Natalie Punchak (C’11)
By the time Natalie Punchak (C’11) graduated from Georgetown, she had already served as D.C.’s Public Defender Service’s youngest investigator, led a social justice campaign in Bolivia and worked for NBC.
Now in law school at the University of Pennsylvania, she also almost won a Rhodes scholarship last semester.
Her accomplishments are a far cry from her beginnings. Born in Siberia in 1989, she weighed less than three pounds at birth and spent weeks in intensive care.
Waiting in Line
Growing up during the dissolution of the USSR was difficult. Grocery shelves, she says, were bare in 1991, and lines of hundreds of people would form once supplies finally came in.
“My mother spent hours in a queue to buy milk, chicken and soap,” she says, adding that officials would sometimes refuse to provide food for her and her twin sister. “My mother was a state chief engineer and my father a university professor, but they couldn’t pay for what was not there. Hunger was nondiscriminating.”
A Constant Challenge
Arriving in the United States in the winter of 1999, she and her family settled with her grandparents in Philadelphia. The smallest fourth-grader in her class and not knowing a word of English, she struggled to fit in.
She says the only other Russian girl in her classroom purposefully mistranslated her words to her classmates and vice versa.
“She seems to have learned at that early moment that life was and would keep on being a challenge,” fellowship secretary and English professor John Glavin says of the government and English major.
High School and College
Punchak’s life turned around after she and her sister were admitted to a local parochial school, where she built up her confidence by becoming a top runner in the Philadelphia Archdiocese. She graduated as valedictorian in 2003.
In the fall of 2007, she and her twin sister Mary (C’11) entered Georgetown, from which both graduated this past May. Mary Punchak is pursuing a master’s degree at the London School of Hygiene and Tropical Medicine.
Natalie Punchak’s internships at NBC involved working with Nightly News producers on political news stories. She also served in D.C.’s Office of the Attorney General as a civil litigation intern.

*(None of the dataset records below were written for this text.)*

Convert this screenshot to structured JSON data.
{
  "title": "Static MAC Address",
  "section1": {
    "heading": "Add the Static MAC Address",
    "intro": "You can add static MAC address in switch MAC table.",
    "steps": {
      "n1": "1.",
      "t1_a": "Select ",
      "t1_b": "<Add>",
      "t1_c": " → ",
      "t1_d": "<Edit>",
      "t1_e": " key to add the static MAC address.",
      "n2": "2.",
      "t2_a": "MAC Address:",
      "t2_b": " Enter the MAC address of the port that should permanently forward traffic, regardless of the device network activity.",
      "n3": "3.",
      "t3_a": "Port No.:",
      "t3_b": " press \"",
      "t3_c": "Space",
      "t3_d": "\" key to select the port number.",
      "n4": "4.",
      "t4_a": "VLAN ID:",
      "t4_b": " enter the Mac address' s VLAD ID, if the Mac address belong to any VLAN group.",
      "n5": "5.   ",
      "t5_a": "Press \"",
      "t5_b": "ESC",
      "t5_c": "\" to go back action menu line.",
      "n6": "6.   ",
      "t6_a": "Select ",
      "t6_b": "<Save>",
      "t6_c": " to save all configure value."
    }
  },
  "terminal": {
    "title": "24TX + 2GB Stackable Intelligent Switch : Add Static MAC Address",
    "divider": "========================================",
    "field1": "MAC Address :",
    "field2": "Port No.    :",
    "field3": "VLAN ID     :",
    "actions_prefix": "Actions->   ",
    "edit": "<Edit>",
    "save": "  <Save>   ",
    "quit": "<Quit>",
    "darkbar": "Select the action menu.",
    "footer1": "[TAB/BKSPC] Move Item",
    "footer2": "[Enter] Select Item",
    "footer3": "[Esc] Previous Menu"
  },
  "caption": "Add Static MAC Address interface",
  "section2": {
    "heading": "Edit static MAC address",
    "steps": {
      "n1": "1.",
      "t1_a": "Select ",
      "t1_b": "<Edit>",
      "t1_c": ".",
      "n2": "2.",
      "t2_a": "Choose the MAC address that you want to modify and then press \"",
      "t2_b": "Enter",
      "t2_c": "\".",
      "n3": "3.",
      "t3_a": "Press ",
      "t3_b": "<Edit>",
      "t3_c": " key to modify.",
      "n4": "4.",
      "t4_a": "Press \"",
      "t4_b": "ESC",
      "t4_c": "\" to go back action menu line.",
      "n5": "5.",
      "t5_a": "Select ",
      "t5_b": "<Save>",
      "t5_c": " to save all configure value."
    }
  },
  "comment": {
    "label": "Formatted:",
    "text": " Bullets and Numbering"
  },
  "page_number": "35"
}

Her volunteer work included tutoring South American immigrants in geometry and criminology with the D.C. Schools Project, teaching Spanish at a local school and giving English lessons to students in Bolivia.
A Driving Passion
She is now part of the University of Pennsylvania Law School’s Immigrant Rights Project as well as its International Human Rights Advocates and Prisoners’ Education and Advocacy Project.
She also has played piano at the Kimmel Center for Steinway’s 150th Anniversary, and has had her miniature oil paintings exhibited in Philadelphia art galleries.
“What drives me is a passion – built up from birth – for solving problems and overcoming challenges,” Punchak says. “But the dexterity did not come from me, it came from my strong family and from kind, exceptional people – my teachers at Georgetown, professional mentors, and coaches – who fervently, fanatically, pushed me to defeat the greatest odds. Now it’s my turn to play the part.”